Serbia’s EU Accession: Long Road Ahead

Geopoliticalmonitor.com

Summary

Although the arrest of Gen. Ratko Mladic may be a step toward Serbia’s accession to the EU, the country still has a long way to go – politically, economically and in winning hearts and minds.

Analysis

With the arrest of alleged war crimes mastermind Ratko Mladic, which conveniently coincided with the arrival of a European Union delegation in the country, Serbia can cross one more item off of its pre-accession to-do list. Only one alleged Serbian nationalist war criminal, Goran Hadzic, now remains at large. President Boris Tadic has promised Hadzic will be arrested “as soon as possible.”

“The arrest of Ratko Mladic will help to close a dark chapter in the history of the Balkans,” said Council of Europe secretary general Thorbjorn Jaglund in a statement. “It will open the way for reconciliation in the region, and help all countries to focus on their European future. Therefore this is also good news for the people of Serbia.”
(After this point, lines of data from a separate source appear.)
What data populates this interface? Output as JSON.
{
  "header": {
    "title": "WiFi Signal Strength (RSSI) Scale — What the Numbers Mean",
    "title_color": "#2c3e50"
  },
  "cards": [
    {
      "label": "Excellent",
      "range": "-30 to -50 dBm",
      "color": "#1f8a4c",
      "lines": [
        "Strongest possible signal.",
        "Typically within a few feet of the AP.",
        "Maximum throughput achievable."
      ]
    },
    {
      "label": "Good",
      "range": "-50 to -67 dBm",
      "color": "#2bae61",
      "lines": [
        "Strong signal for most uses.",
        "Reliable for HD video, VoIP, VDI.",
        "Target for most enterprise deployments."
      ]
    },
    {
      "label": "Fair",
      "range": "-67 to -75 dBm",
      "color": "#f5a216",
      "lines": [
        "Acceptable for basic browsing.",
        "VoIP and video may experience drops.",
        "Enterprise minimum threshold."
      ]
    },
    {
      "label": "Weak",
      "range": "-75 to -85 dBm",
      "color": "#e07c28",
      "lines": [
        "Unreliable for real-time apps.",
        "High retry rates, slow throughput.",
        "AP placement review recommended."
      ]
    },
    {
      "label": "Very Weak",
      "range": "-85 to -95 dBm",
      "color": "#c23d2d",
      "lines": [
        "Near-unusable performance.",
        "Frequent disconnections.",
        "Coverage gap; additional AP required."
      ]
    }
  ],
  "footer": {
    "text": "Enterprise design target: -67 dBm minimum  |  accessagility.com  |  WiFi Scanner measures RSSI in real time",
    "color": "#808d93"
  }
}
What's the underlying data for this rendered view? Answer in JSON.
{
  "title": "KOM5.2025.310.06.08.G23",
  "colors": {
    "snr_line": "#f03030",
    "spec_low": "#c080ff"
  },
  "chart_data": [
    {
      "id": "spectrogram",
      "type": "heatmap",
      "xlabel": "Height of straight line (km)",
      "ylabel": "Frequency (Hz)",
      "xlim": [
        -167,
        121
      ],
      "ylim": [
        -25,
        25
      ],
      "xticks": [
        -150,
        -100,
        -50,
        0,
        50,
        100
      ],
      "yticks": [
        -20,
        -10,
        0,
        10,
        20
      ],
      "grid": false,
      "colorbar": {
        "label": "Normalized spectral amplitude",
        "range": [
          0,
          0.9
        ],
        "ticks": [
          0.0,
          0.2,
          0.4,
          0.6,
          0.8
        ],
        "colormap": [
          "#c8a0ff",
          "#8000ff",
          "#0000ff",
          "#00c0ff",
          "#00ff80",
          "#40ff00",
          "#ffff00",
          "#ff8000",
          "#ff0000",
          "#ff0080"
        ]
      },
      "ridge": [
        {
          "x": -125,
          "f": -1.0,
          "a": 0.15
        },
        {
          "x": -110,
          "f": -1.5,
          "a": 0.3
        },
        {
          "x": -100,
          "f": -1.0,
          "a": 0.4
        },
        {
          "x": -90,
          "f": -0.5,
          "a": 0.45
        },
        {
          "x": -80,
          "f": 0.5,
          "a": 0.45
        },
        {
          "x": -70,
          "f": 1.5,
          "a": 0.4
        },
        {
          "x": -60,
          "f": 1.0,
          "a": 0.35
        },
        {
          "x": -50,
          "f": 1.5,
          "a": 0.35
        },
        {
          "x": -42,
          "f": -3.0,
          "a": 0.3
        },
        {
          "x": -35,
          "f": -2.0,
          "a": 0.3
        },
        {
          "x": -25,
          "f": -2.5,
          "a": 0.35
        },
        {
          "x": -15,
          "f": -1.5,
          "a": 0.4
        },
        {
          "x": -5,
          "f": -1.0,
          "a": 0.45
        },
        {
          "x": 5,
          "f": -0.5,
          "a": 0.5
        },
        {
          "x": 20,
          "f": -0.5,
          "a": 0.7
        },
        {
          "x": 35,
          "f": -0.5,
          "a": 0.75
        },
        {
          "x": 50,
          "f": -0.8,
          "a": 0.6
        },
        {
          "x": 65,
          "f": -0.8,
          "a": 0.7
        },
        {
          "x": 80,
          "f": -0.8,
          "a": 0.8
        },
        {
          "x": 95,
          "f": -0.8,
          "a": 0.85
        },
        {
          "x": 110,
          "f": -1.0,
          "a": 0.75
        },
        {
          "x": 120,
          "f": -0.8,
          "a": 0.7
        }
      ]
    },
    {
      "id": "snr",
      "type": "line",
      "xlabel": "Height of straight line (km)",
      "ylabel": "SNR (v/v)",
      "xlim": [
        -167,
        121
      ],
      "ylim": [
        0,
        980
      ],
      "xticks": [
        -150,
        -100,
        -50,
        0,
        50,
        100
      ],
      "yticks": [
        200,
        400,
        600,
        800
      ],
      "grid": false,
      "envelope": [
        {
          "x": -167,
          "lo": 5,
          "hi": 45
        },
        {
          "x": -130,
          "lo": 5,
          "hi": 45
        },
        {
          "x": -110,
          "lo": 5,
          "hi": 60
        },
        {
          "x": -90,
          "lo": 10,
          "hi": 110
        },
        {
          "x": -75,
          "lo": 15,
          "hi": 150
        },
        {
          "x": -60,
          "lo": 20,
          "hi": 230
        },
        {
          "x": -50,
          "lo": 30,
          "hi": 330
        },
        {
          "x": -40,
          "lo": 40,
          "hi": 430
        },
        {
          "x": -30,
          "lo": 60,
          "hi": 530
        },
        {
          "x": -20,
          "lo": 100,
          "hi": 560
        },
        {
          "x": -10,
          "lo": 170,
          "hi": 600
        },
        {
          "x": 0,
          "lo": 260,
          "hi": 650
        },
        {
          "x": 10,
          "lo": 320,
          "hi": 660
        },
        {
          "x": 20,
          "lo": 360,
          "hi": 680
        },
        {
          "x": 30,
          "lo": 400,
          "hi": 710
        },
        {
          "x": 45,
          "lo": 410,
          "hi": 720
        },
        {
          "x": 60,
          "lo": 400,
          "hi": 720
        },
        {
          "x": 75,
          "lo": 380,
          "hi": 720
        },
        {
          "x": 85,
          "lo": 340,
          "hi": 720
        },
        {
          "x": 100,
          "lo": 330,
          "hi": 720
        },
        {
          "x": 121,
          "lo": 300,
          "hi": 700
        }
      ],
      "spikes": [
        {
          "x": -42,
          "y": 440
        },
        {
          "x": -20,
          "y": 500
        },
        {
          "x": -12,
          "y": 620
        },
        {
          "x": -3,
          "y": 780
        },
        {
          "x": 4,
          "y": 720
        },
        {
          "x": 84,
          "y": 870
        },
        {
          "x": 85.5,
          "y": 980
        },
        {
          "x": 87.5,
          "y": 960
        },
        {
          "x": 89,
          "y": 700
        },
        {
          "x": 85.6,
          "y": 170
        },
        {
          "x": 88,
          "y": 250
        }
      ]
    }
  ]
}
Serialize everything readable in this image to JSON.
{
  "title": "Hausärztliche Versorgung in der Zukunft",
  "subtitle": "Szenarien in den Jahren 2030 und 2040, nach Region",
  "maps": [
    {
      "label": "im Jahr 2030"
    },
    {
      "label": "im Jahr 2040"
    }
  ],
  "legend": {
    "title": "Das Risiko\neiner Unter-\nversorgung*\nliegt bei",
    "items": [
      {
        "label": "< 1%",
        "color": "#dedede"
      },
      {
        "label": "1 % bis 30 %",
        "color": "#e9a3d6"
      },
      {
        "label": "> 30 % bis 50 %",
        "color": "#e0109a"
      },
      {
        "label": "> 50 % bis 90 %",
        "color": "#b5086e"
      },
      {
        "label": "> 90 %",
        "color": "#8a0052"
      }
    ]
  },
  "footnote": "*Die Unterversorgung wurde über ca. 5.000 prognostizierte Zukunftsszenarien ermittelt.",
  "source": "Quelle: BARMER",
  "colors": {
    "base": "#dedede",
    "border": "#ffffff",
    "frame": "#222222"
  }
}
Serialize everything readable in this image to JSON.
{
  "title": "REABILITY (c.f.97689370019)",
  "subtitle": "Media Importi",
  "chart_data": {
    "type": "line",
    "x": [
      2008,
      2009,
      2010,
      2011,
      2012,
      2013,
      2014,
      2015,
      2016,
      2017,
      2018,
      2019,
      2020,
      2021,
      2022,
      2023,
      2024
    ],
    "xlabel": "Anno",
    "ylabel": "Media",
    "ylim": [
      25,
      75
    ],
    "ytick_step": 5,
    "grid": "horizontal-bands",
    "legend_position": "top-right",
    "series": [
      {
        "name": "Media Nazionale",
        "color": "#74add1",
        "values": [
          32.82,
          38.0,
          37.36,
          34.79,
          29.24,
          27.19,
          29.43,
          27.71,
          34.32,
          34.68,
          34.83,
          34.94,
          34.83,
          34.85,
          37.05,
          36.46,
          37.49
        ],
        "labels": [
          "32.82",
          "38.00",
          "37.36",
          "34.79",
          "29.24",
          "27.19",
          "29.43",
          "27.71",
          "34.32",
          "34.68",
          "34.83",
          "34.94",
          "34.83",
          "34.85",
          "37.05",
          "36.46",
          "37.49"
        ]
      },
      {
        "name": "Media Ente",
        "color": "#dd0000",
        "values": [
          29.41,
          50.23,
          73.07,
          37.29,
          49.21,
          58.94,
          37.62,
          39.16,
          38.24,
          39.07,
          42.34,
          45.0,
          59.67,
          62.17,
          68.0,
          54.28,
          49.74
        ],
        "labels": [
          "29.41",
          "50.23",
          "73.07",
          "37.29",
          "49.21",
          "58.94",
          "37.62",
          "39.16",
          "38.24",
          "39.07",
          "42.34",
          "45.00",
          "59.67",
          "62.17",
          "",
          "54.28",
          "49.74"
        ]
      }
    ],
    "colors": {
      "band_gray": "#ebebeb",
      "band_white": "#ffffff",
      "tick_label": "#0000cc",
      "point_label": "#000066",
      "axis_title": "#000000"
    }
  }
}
The New York Times described the mood of pan-European officials and elites as “euphoric.”

The situation on the ground, however, was much more contentious. Which people was Jaglund referring to? Certainly not those nationalists who rioted in the streets to learn of their leader’s arrest. According to the BBC, over 7,000 people protested in Belgrade, chanting nationalist slogans and hurling stones and flares, after learning of Mladic’s May 26 (date check)  arrest, and 3000 in his native region. “Cooperation with the Hague tribunal represents treason,” said Lidija Vukevic, spokeswoman for the Serbian Radical Party, the most influential of multiple right-wing nationalist factions. “This is a protest against the shameful arrest of the Serbian hero.”

Canadians will remember that while only a minute number of Quebecers supported, much less joined, the FLQ, a whole lot more—enough to make federalists very nervous—quietly voted for sovereignty in the 1980 and 1995 referendums. While those who rioted in Belgrade may represent a lunatic fringe, Euroskeptics form a significant part of the Serbian population, as much as 40 per cent. Ill-timed EU intervention or further economic difficulty could push this number higher, and make a membership referendum difficult.

While the poll numbers of the ultranationalist SRP may be on the decline (partially because its leader, Vojislav Seselj, has been sent to The Hague himself), smaller parties have won votes in the fractious parliament by adopting a similar nationalist ideology. Political parties in Serbia, according to an editorial by the staff of influential Serbian TV network B92, are faced with a problem: “If they were to openly welcome Mladić’s arrest, they would antagonize a part of their voters, among whom there are still a lot of Mladić’s sympathizers.”

Historically, the voters who have sided with nationalist movements in the Balkans have been those who have fared worst in the ongoing economic growing pains that followed the collapse of Yugoslav socialism—less educated, rural males who held, or would have held, factory jobs under socialism. In the years immediately following the breakup of socialist Yugoslavia, IMF intervention led to closure for 49 per cent of the countries factories. Result: an entire demographic group with no way to provide for themselves and nothing to do. Those who are too young to remember socialism have another, fresher memory to turn them off of integration, the 1999 NATO bombing of Belgrade.  The majority of this group is also skeptical of any form of Western intervention, be it homosexuality and the gay rights movement (which some see as an internationalist conspiracy to threaten the survival of the Serbian ethnic group), NGO funding for certain organizations, recognition of Kosovo independence or, you guessed it, integration into a supranational body.

For this social group, Mladic, Karadzic, Hadzic and their contemporaries are admirable people who, whatever their faults, at least stood up for Serbian national identity and integrity. Pro-EU president Boris Tadic and his supporters are seen as collaborators with a superstate seeking to upend Serbian life as it has been for centuries.

Serbia’s EU membership is, objectively, a long way off. Although it applied for EU membership in 2009, it has not yet received official candidate status To go from candidate status to the opening of official accession negotiations takes over a year, and then comes the long, tortuous process of the acquis communautaire, bringing a candidate country’s legislation in line with EU law on everything from fish imports to the always-contentious issue of minority rights.

While a significant step may have been taken, accession is still a distant dream for the Serbian elite, and a downright scary proposition for many Serbs. Both the pro-accession lobbies and the nationalists still have plenty of time to press their points and win hearts and minds. It is those hearts and minds, not a few elites in Brussels celebrating the arrest of a single man, that will decide if Serbia enters the EU, decides not to, or is dragged there kicking and screaming.